Royal London’s new life and pensions business fell by 10 per cent for the first three months of the year.
The firm’s results, published today, show life and pensions new business fell from £843m for the same period in 2011 to £761m, with the firm blaming volatile markets.
Bright Grey and Scottish Provident new business was up 45 per cent to £107m, from £74m in 2011. Scottish Life new business was down 12 per cent to £542m from £615m in 2011.
Royal London 360° new business was down 23 per cent to £90m, from £117m in 2011. The firm says the next wrap partnership will launch this month with a white-labelled off-shore bond in conjunction with Ascentric.

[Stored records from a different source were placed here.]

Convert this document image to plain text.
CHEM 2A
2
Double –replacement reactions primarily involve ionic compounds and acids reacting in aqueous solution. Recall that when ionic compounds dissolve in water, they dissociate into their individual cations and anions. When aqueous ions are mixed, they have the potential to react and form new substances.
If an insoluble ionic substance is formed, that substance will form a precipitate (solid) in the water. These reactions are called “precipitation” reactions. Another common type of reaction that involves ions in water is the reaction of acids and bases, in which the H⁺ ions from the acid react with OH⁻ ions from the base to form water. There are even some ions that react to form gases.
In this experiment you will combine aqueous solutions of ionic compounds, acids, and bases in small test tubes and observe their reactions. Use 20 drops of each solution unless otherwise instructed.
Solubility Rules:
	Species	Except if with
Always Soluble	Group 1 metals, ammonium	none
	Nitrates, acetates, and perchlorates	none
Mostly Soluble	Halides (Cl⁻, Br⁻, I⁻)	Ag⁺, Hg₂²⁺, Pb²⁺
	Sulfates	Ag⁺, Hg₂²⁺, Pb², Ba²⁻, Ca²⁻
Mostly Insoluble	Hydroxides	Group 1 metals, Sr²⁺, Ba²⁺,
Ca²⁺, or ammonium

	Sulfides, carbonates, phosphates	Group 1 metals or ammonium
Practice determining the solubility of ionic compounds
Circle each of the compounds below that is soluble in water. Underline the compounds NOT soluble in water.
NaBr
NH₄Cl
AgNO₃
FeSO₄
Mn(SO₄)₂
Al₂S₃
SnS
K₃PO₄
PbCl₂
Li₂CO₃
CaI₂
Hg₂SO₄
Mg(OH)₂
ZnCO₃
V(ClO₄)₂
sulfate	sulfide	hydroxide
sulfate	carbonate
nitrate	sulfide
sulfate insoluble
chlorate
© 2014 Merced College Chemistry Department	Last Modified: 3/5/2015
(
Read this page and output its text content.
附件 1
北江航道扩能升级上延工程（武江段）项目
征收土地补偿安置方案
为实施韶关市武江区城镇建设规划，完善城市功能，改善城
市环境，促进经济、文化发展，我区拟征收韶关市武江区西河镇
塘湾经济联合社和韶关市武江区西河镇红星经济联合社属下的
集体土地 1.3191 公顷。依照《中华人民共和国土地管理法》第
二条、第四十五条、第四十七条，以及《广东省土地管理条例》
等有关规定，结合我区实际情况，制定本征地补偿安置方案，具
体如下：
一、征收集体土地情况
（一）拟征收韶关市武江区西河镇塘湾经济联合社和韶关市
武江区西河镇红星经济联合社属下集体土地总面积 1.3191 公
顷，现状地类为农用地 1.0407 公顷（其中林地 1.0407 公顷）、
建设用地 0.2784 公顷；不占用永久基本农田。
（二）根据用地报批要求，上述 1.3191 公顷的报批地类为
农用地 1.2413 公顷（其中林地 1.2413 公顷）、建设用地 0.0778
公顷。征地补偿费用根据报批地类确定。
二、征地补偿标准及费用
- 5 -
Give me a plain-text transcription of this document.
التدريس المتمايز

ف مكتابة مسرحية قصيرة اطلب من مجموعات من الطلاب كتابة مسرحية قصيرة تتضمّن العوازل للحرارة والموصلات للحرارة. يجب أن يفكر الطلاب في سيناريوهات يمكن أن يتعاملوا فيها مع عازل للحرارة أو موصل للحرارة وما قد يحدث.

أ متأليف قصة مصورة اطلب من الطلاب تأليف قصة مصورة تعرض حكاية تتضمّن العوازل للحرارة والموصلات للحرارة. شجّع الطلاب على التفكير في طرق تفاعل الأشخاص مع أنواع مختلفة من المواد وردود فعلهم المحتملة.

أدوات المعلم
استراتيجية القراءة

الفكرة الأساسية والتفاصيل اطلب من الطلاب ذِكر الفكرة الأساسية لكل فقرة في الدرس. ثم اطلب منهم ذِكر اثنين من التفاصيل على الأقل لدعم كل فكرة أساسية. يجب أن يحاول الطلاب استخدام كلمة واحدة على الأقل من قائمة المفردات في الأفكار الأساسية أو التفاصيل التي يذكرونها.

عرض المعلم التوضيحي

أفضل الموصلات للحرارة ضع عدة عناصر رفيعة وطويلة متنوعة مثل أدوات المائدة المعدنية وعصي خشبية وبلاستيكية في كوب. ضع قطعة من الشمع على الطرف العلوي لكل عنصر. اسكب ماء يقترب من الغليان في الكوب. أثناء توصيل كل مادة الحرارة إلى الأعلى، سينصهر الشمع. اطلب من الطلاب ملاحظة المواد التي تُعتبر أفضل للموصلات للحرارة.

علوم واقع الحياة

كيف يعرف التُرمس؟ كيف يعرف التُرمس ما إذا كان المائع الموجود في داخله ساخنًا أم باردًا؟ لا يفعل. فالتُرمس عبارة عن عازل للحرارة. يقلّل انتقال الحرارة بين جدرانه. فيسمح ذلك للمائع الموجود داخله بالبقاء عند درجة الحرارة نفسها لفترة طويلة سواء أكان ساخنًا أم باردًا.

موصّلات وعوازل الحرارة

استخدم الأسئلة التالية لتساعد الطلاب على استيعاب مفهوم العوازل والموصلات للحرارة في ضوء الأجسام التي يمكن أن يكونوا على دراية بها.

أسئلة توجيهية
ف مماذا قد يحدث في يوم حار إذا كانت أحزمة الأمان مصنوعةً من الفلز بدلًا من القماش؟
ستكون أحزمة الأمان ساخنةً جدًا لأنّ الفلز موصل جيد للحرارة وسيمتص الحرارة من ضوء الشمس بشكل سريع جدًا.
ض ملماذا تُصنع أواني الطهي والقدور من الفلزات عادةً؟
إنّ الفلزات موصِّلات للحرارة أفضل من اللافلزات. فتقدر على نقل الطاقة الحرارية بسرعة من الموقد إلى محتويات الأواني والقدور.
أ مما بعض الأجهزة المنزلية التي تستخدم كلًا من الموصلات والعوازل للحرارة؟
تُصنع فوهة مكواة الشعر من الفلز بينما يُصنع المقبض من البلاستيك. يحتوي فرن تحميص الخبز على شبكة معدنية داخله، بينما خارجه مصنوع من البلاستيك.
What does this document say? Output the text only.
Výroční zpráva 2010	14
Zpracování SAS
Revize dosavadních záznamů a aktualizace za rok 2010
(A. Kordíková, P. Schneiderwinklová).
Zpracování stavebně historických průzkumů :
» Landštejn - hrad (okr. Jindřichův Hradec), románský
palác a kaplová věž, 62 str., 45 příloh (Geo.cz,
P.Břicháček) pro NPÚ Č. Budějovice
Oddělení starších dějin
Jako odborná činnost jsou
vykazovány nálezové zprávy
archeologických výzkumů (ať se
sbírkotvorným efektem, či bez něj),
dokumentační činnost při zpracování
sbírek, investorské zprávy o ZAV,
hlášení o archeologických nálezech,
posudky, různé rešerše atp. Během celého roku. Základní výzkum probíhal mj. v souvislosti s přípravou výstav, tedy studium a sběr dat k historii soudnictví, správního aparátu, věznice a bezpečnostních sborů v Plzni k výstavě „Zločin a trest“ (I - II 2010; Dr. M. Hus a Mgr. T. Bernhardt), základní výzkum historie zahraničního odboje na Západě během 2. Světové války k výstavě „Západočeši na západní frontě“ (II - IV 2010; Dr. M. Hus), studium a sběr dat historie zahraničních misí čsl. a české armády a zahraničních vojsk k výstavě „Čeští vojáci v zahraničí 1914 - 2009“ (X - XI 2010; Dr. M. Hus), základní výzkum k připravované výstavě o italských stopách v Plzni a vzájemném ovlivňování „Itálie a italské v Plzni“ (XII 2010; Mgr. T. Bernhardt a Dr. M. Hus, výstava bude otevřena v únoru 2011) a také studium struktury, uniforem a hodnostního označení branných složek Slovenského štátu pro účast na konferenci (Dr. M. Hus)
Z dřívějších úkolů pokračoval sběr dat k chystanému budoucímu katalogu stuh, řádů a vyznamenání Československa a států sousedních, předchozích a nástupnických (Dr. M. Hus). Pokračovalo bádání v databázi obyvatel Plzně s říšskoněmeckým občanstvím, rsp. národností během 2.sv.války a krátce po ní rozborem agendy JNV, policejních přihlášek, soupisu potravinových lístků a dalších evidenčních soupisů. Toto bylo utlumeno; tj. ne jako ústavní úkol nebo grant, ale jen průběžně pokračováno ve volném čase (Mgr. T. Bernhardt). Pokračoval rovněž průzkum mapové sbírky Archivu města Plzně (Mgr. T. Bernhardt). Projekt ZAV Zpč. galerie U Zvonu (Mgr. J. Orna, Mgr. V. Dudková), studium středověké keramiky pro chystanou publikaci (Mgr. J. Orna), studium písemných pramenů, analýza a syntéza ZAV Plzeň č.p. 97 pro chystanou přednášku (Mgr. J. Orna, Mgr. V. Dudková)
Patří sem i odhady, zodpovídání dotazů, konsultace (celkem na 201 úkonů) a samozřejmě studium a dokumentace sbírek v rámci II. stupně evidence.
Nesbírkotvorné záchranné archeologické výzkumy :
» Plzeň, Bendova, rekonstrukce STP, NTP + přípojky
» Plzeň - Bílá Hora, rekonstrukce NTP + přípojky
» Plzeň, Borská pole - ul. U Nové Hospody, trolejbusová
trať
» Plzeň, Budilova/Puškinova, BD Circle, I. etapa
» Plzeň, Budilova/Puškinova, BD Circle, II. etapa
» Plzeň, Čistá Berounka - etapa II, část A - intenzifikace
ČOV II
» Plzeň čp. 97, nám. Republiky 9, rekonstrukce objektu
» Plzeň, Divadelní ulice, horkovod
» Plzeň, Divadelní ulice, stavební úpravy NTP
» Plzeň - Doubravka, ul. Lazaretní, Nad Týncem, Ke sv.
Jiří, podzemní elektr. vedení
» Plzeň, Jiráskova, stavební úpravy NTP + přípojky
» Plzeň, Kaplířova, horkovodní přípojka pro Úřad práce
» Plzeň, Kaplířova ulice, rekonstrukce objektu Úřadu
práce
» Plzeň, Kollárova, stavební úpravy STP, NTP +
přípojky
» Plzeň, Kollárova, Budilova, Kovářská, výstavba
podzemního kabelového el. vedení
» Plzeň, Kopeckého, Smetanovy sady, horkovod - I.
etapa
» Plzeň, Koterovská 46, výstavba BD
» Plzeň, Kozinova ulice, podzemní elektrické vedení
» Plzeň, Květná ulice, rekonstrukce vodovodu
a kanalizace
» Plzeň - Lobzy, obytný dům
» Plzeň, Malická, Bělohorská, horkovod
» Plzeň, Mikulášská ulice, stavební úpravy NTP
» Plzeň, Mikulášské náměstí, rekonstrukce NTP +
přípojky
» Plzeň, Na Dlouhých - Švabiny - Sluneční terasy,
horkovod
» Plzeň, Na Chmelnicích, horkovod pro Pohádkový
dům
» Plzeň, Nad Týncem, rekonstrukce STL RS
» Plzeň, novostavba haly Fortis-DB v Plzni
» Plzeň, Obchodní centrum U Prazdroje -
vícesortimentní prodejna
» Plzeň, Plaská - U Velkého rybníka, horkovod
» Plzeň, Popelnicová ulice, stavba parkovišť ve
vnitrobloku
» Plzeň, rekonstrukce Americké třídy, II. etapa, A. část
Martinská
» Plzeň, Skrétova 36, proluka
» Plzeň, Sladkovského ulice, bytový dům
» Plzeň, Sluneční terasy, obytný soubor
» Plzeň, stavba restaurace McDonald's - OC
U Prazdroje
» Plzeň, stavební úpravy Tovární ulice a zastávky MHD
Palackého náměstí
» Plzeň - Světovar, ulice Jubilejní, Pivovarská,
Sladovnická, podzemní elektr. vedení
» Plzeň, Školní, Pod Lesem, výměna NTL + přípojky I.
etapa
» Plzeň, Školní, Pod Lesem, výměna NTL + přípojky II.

Royal London Asset Management, excluding cash mandates, recorded a net new business outflow £495m, compared to £113m of inflows in 2011.
Funds under management stood at £44.8bn at 31 March 2012, compared to £44bn at the end of 2011.
Ascentric net inflow of new assets under administration was £293m, compared to £388m in 2011.
Assets under administration on Ascentric was £4.1bn at March 31 2012, compared to £3.7bn at the end of 2011.
Royal London group head of communications Alasdair Buchanan has announced he is to retire next month, after 16 years at the mutual. He will continue to work on a part-time basis for Scottish Life.
Royal London group chief executive Phil Loney (pictured) says: “Market conditions generally remain uncertain and difficult in 2012, with some growth in group pensions, individual pensions slowing and the protection market flat.”
He adds: “RLAM experienced a net outflow in Q1 as two large clients changed their investment strategy.”